M. Dubois: Quand c'est rendu à être juge et partie dans le même domaine, c'est quand même... C'est cela quand même, n'est-ce pas?

M. Garon: Non pas juge et partie. C'est que si on forme une coopérative ensemble, c'est notre organisme, c'est à nous autres la coopérative. La coopérative appartient à ses membres.

M. Dubois: Au niveau de l'entreprise privée, c'est la Régie des marchés agricoles qui prend les tests de qualité et de gras du lait.

M. Garon: Dans le lait nature, oui. Dans le lait industriel, c'est la coopérative. (12 heures)

M. Dubois: Je suis d'accord. C'est à ce moment qu'il fallait exercer des pouvoirs excessifs sur les producteurs. Si un producteur est un peu rebelle, on va dire: Place-toi, parce que c'est nous qui contrôlons ton test.

M. Garon: C'est une question qu'on regarde. Les producteurs nous ont parlé.

M. Dubois: C'est quand même intéressant. Je voudrais faire remarquer aux membres de la commission...

M. Garon: Pardon?

M. Cordeau: Vous avez été sensibilisé au problème?

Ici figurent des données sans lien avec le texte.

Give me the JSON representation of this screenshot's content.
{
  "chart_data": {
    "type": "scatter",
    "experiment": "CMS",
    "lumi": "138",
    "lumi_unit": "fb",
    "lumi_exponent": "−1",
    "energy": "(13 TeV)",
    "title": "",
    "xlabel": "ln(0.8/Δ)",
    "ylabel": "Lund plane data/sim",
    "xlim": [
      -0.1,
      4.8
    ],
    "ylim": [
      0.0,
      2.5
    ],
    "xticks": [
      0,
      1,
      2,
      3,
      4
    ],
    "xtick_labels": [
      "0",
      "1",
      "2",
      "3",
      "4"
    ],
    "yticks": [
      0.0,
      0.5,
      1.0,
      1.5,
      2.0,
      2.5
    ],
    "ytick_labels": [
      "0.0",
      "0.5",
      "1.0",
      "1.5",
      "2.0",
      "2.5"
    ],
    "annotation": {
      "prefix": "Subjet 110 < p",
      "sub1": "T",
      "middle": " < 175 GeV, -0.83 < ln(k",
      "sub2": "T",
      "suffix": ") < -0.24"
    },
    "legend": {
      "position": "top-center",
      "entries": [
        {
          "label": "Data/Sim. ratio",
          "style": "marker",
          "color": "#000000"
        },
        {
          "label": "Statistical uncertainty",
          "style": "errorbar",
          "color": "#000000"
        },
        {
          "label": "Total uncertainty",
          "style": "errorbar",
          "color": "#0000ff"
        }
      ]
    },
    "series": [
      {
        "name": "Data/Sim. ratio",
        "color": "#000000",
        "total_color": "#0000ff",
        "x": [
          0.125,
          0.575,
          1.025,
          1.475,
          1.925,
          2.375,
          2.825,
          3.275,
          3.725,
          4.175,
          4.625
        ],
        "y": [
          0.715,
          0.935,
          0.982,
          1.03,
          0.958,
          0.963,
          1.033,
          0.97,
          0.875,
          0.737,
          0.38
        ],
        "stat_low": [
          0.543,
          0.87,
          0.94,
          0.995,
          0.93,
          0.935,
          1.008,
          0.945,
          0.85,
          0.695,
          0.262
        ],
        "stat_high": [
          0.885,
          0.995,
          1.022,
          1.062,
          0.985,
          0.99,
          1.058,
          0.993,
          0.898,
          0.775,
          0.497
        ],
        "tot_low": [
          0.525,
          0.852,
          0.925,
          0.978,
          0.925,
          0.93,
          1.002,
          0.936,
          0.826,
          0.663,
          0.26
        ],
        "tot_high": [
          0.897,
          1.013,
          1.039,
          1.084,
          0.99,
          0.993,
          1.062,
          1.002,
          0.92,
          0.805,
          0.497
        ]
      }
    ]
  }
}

M. Garon: Oui, on a un dossier là-dessus, sur la question des tests, pas un dossier où les gens disent d'une façon... à l'épouvante... Ils pensent que cela devrait être fait par le gouvernement. On remarque un souhait des producteurs. Nous ne sommes pas rébarbatifs à l'idée. C'est une question qu'on regarde actuellement. Qu'il y ait une inspection gouvernementale pour les tests de gras, soit, mais ce n'est pas un dossier actuellement où les gens se sentent avec un revolver sous la tempe.

M. Dubois: Ce n'est pas loin. Tout à l'heure, vous avez demandé la date de ce dossier, c'est le 6 janvier 1978. Vous pouvez en prendre note. En tout cas, cela fait quelques semaines, mais je ne l'ai reçu que la semaine passée. De toute façon, c'est de 1978, ce n'est tout de même pas de 1975, ni 1974, ni 1973.

M. Garon: Etes-yous au courant des derniers développements dans le domaine du lait au Québec?

NI. Dubois: Ecoutez, le 6 janvier, ce n'est pas loin du moins de...

M. Cordeau: Les producteurs de lait nature... M. Garon: Oui?

M. Cordeau: ... qui veulent acheter des laiteries?

M. Garon: Oui.

M. Cordeau: Probablement qu'ils vont avoir des subventions eux aussi pour les achats.

M. Dubois: Je vais laisser le temps aux autres membres de la commission de se souvenir... Il me reste un article à passer, et, après cela, je reviendrai.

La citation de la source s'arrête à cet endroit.